5.2.4 Image Processing Acceleration

Gaussian Filtering

Introduction

Realize the function of Gaussian filtering. The acceleration types are BPU acceleration and NEON acceleration. BPU acceleration currently only supports the int16 format, and NEON acceleration currently only supports the int16 and uint16 formats.
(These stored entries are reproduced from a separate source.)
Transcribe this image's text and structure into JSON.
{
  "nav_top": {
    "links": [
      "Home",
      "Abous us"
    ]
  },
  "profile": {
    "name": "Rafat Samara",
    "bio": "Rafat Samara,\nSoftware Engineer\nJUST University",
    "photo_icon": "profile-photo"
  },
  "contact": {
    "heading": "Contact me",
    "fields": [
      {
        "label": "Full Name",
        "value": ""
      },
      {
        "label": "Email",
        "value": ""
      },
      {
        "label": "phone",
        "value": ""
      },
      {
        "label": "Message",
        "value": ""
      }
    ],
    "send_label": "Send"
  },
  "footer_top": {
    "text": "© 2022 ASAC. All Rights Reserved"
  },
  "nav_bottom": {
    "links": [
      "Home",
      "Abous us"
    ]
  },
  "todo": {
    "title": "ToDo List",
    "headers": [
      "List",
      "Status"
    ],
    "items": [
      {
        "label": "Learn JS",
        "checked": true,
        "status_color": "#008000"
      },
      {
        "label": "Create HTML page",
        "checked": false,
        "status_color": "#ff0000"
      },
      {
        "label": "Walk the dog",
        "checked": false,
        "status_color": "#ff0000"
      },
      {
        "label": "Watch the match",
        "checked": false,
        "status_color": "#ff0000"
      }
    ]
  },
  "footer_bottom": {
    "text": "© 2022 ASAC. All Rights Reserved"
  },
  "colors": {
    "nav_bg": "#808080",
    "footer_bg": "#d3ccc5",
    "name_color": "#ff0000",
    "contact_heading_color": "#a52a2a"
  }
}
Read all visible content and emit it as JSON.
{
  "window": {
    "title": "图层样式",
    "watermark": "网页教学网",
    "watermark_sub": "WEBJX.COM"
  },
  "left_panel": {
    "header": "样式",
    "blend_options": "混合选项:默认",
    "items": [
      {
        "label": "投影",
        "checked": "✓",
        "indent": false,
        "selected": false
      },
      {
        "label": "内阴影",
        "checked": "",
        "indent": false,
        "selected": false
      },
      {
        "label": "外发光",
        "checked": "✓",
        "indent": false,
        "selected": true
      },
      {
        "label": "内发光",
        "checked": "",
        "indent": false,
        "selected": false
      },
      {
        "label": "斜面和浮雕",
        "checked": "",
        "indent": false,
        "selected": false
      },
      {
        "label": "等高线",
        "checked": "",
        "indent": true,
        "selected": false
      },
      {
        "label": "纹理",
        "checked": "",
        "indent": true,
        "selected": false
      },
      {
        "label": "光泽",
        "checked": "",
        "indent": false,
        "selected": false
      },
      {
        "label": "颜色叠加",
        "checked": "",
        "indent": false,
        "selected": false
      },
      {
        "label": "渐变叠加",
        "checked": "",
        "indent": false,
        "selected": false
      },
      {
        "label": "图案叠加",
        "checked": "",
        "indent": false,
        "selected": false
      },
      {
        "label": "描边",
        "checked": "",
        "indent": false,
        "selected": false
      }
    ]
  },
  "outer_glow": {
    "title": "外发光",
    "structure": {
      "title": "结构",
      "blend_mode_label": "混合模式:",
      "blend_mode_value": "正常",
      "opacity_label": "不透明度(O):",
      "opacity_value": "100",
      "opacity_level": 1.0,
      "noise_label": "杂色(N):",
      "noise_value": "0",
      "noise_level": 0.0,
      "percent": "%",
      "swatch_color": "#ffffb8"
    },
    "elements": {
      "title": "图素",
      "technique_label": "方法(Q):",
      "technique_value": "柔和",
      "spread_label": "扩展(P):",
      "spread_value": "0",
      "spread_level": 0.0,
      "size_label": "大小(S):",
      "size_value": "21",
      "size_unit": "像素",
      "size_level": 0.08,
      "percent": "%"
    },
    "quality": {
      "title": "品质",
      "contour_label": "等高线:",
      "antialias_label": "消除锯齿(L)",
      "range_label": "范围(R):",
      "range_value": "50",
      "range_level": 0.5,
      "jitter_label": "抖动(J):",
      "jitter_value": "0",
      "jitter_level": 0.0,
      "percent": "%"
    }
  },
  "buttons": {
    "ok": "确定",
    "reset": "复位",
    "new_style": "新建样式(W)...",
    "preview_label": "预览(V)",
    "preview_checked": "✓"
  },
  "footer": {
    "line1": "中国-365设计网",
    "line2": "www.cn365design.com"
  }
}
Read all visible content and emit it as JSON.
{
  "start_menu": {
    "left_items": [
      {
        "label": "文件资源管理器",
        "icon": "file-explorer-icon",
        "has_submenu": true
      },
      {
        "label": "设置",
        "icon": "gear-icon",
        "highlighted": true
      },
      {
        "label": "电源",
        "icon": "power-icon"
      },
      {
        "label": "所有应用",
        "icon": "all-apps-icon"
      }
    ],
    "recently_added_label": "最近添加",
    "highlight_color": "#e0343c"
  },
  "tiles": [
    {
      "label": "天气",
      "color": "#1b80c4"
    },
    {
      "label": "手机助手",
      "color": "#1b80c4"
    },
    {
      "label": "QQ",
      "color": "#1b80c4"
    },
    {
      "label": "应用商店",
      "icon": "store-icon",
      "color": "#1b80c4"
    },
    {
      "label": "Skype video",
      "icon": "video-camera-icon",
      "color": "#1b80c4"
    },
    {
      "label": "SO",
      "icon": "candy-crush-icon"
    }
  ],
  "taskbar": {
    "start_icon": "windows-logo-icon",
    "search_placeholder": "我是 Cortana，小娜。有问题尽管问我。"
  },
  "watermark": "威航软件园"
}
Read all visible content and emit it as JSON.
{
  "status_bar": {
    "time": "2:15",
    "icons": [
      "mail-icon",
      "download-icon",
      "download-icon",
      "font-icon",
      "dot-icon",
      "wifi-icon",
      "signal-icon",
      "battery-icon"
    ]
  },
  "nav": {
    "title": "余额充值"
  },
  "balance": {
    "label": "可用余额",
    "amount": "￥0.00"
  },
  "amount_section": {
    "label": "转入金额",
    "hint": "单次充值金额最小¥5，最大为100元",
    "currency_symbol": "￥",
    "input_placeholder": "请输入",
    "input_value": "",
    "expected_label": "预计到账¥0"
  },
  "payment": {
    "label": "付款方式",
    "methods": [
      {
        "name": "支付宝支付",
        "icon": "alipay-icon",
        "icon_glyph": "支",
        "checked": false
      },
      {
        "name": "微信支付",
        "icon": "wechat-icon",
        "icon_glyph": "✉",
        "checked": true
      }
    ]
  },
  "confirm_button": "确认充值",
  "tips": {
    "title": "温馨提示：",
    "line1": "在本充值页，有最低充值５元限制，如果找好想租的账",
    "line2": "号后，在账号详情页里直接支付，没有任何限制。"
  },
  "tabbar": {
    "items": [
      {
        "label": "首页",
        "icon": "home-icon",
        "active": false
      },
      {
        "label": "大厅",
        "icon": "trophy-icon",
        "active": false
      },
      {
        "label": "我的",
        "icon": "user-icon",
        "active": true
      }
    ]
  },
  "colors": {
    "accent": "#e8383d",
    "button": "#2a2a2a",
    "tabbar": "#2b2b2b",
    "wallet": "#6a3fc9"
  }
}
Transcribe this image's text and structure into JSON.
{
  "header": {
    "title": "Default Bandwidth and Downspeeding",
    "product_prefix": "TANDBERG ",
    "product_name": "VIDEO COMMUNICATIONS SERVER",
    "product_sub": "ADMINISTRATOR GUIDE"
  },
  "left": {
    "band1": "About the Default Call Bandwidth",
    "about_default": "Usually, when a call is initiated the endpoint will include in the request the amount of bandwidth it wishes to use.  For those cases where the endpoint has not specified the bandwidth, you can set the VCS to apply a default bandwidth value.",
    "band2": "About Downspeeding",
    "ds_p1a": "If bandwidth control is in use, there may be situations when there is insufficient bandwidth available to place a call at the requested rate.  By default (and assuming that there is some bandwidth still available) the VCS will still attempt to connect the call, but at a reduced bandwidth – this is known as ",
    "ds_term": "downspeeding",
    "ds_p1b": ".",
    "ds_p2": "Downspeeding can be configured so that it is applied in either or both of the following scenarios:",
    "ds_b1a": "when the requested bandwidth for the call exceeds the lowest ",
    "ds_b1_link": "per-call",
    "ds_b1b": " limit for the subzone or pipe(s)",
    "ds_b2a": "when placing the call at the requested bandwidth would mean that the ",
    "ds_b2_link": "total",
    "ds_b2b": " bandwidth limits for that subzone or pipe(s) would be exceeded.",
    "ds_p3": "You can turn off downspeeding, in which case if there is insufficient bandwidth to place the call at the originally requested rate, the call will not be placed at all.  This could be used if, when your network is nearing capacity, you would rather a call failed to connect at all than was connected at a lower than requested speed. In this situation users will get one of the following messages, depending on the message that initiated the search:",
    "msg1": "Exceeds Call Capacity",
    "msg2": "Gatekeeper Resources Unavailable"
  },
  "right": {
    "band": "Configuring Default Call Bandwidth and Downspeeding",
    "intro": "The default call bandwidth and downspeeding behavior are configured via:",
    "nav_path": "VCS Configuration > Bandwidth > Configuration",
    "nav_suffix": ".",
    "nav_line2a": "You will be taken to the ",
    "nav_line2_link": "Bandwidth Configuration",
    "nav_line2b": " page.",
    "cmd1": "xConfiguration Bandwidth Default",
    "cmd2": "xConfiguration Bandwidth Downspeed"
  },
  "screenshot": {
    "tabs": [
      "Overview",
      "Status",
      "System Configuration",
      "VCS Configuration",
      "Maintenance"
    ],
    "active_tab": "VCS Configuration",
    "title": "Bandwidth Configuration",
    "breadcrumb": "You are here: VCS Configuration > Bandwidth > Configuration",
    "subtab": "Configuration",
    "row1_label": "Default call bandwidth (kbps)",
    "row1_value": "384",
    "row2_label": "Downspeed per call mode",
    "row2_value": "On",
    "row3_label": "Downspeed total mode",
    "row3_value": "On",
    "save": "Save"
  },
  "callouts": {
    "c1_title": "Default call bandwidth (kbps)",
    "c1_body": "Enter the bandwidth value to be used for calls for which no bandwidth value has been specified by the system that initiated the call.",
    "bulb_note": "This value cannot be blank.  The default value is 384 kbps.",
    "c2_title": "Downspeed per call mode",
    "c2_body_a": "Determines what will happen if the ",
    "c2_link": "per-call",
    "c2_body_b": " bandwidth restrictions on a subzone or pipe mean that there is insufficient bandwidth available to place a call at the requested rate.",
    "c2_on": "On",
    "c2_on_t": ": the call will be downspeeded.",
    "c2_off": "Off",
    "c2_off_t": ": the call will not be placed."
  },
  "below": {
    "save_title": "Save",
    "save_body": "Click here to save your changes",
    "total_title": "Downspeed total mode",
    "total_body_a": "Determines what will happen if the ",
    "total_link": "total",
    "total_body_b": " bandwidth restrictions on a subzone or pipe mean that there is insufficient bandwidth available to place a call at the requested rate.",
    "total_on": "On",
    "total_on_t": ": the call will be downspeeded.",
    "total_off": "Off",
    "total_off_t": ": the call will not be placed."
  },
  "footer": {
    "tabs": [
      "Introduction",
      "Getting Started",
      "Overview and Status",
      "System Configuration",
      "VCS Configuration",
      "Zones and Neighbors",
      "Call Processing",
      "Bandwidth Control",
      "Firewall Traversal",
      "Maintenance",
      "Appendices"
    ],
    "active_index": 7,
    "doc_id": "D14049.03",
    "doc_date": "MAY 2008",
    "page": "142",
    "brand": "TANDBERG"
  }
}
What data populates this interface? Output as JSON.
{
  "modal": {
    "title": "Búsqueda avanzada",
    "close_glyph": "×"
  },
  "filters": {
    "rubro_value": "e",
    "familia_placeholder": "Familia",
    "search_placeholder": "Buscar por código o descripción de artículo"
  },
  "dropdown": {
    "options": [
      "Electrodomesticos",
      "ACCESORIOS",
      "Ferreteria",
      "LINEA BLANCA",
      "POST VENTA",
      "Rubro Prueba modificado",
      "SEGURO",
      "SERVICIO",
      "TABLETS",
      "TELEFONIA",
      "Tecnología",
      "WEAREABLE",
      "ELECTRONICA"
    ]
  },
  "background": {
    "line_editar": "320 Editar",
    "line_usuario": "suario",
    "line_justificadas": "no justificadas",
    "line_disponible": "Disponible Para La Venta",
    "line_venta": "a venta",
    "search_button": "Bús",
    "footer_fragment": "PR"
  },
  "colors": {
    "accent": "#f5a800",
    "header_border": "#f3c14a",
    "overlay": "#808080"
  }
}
Code repository: (https://github.com/D-Robotics/hobot_cv)

Supported Platforms

Platform	System	Function
RDK X3, RDK X3 Module	Ubuntu 20.04 (Foxy), Ubuntu 22.04 (Humble)	Read ToF images and perform Gaussian filtering

Preparation

RDK

RDK has burned D-Robotics's provided Ubuntu 20.04/22.04 system image.
RDK has successfully installed TogetheROS.Bot.

Usage

BPU Acceleration

The current version supports the following parameter ranges:

Filtering type: Gaussian filtering
Supported data types: int16
Supported resolution: 320x240.
Filtering kernel: 3x3 Gaussian
sigmax: 0
sigmay: 0

NEON Acceleration

The current version supports the following parameter ranges:

Filtering type: Gaussian filtering- Supported data types: int16, uint16
Filter kernel: Gaussian 3x3, 5x5
sigmax: 0
sigmay: 0

The package provides a simple test program that takes a local ToF image and uses the interface in hobot_cv to implement Gaussian filtering. For more detailed interface information, please refer to the README.md file in the hobot_cv package.

RDK

Foxy
Humble

# Configure the tros.b environment
source /opt/tros/setup.bash

# Configure the tros.b environment
source /opt/tros/humble/setup.bash

# Copy the models and configuration files needed for running the examples from the installation path of tros.b.
cp -r /opt/tros/${TROS_DISTRO}/lib/hobot_cv/config/ .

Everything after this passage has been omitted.